I found it interesting that, as per Wikipedia, one of the first appearances of a toaster - not the electric kind but the the "press toaster" used to hold bread to be toasted over a grill - did indeed appear in Scotland back in the 17th century (citation!) - maybe something like this. Further down the rabbit hole of the Scottish love of toast: a huge thread (Threadreader) from Andy Arthur about the Scottish love of "Plain bread", the differences between that found in Scotland and England and the religious reasons underlying those differences..
posted by rongorongo at 11:32 PM on November 20, 2022

Factually, there is an Alan MacMasters hoax. Meaningfully, there isn't.

All fair criticism, Al, and I'm sure that there are plenty of occasional (or even hardcore) Wikipedia editors in this thread. I'm actually reassured to know that there are so many hardcore Wikipedia editors, because that means they only have to keep an eye on an average of 52 pages each.

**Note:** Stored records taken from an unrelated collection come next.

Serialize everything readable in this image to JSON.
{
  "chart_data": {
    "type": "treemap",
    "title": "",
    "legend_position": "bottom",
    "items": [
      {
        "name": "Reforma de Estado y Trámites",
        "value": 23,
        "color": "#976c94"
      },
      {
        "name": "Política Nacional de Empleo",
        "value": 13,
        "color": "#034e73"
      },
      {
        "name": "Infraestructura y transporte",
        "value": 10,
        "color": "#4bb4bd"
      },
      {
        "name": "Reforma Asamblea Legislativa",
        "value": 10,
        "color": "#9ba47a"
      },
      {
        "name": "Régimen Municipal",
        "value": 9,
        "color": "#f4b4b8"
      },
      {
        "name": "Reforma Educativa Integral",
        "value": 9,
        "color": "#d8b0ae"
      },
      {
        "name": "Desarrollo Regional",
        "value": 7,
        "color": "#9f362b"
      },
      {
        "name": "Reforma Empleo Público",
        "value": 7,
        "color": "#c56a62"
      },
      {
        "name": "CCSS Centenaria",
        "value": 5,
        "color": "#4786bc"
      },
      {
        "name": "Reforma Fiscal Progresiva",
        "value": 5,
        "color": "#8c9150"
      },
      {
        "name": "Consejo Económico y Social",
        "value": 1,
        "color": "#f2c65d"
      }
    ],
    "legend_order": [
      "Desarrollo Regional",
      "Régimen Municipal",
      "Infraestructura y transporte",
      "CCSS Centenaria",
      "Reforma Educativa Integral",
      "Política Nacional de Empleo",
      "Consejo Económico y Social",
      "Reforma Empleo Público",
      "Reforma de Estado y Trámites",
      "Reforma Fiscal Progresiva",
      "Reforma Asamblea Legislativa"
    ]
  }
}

But I'm still slightly perturbed by the thought of those primary school kids having an Alan MacMasters day of toast activities. Here they are. A minor Wikipedia hoax ended up in a bunch of kids' jotters in January 2022.
posted by rory at 5:47 AM on November 21, 2022 [1 favorite]

Years back, when LiveJournal was still relevant, I noted in my LJ that I had been reading the Wikipedia article about cassowaries. And I couldn't find any references to the zookeeper who was disemboweled after "taunting a cassowary from what had previously been considered to have been a safe distance" except in the article, which made me wonder if someone had made it up. But that I was going to decide to keep believing it anyway.

Several years later, after that line had been deleted, I got a message from someone who'd been googling himself and his family, who mentioned that the zookeeper in question had been his uncle. Who wasn't a zookeeper, had never been disemboweled and was alive and well, and, in fact, had never seen a cassowary, but the person who messaged me had decided that he wanted to put his uncle in Wikipedia, and hadn't realized that the line had stayed up for literal years and been quoted other places.
posted by Xiphias Gladius at 5:48 AM on November 21, 2022 [4 favorites]

The Scotsman appears to have taken down its page about it, but a UK-based Google search turns up some others:

Made up in Britain: Alan MacMasters 1893 Last updated 1 December 2020. Made up? That sounds as if it's in on the joke, but the other pages on the site refer to real inventions.

Who Invented the Toaster: A Brief History (7 October 2022) - some blog.

Scot-study, 20 May 2020 on Facebook - an educational consultancy with 1.7k followers.

The First Electric Bread Toaster - a "writer, editor, and digital storyteller" riffing off the Wikipedia page to "fill in the blanks". Date uncertain.

And the 12 August 2022 story that may have sparked the BBC's interest:
A long-running Wikipedia hoax and the problem of circular reporting.
posted by rory at 10:00 AM on November 21, 2022 [2 favorites]

Well, don’t I feel superior now—I knew this was a hoax since learning the name of the electric toaster’s inventor from Martin Scorsese’s 1973 classic Goncharov.